In a time of financial stringency a good relationship with your supplier becomes much more important.  Remember, if you are tempted to coerce them into reducing prices, you have a direct interest in their survival in the market place,  Maintaining a good relationship may be a means of ensuring that you both survive and that can’t be bad.  So had do maintain you key relationships with suppliers.

  1. Make it a two way relationship! Seek to create value for both of you in terms of lower costs, reduced risks, greater efficiency, better quality, innovation and logistics – work together to improve.

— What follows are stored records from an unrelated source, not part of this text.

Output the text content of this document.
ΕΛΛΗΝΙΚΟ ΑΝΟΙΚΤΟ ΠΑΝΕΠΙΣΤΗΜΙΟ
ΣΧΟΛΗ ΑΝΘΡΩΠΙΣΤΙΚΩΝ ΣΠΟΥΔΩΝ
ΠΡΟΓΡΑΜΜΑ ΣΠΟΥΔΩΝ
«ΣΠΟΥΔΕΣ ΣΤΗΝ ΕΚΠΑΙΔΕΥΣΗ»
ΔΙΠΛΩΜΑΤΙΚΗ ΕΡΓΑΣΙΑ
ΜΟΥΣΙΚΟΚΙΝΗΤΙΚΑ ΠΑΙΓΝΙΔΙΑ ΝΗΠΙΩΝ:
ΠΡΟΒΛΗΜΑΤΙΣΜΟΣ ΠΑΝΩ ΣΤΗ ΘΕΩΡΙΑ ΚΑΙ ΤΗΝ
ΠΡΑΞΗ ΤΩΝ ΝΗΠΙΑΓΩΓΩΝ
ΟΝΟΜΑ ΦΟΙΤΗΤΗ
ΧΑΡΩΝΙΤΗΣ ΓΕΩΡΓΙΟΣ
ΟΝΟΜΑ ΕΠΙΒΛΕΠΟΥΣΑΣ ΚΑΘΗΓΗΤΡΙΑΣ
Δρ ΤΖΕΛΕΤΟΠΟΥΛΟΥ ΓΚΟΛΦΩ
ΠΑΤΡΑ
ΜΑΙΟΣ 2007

  2. Improve communication! Invest in meetings with your suppliers that extend beyond the contractual and service issues.  Get their feedback on how easy you are to do business with and respond positively.  Give feedback to them.
  3. Segment you suppliers – categorize them! Determine with which of your suppliers your require a relationship that is  tactical (short-term/ad hoc), approved (occasional), preferred (more frequent) or strategic ( you have a business dependency on them).  Determine which are the most critical for your business and concentrate your relationship building efforts on them.  But it will be useful to check ( with care) if they see things the same way – you may get some interesting answers!
  4. Ensure you have senior sponsorship! For your strategic suppliers it is a real plus if CEOs of client and supplier organizations know each other.  If you can align the strategic objectives of both organisations, you can strengthen both
  5. Align information, roles, responsibilities’ and processes! Be clear about who is responsible for what on both sides of the relationship and how the relationship will be managed.  Flexing your standard processes to simplify the relationship with your key strategic suppliers can pay huge dividends.  Ensure your information systems and technology support the relationship you want to have with your suppliers.
  6. Develop the right skill set! Relationship management requires a different skill set to that traditionally found in contract management.  Communications and positive influencing skills require a new perspective!  You may need to invest  in training and possibly some change in personnel to get it right
  7. Treat them fairly! If your cash flow allows it, pay their invoice quickly.  If you know you have an on-going need and a business plan that supports it, guarantee future values.  Be realistic with them about what the future holds for both of you and give them a forecast, if you can.
  8. Measure the benefits! Putting a price on any relationship is difficult.  But having a  good relationship with your supplier has many hard and soft benefits for example faster speed to market!  You will also gain in innovation – a new source of ideas for   your  business as well as first rate information about potential changes in the market

Go for it!  Because what you should be able to achieve with a really good relationship is quality, optimum pricing and a more resilient supply chain.  All provide great value to your business!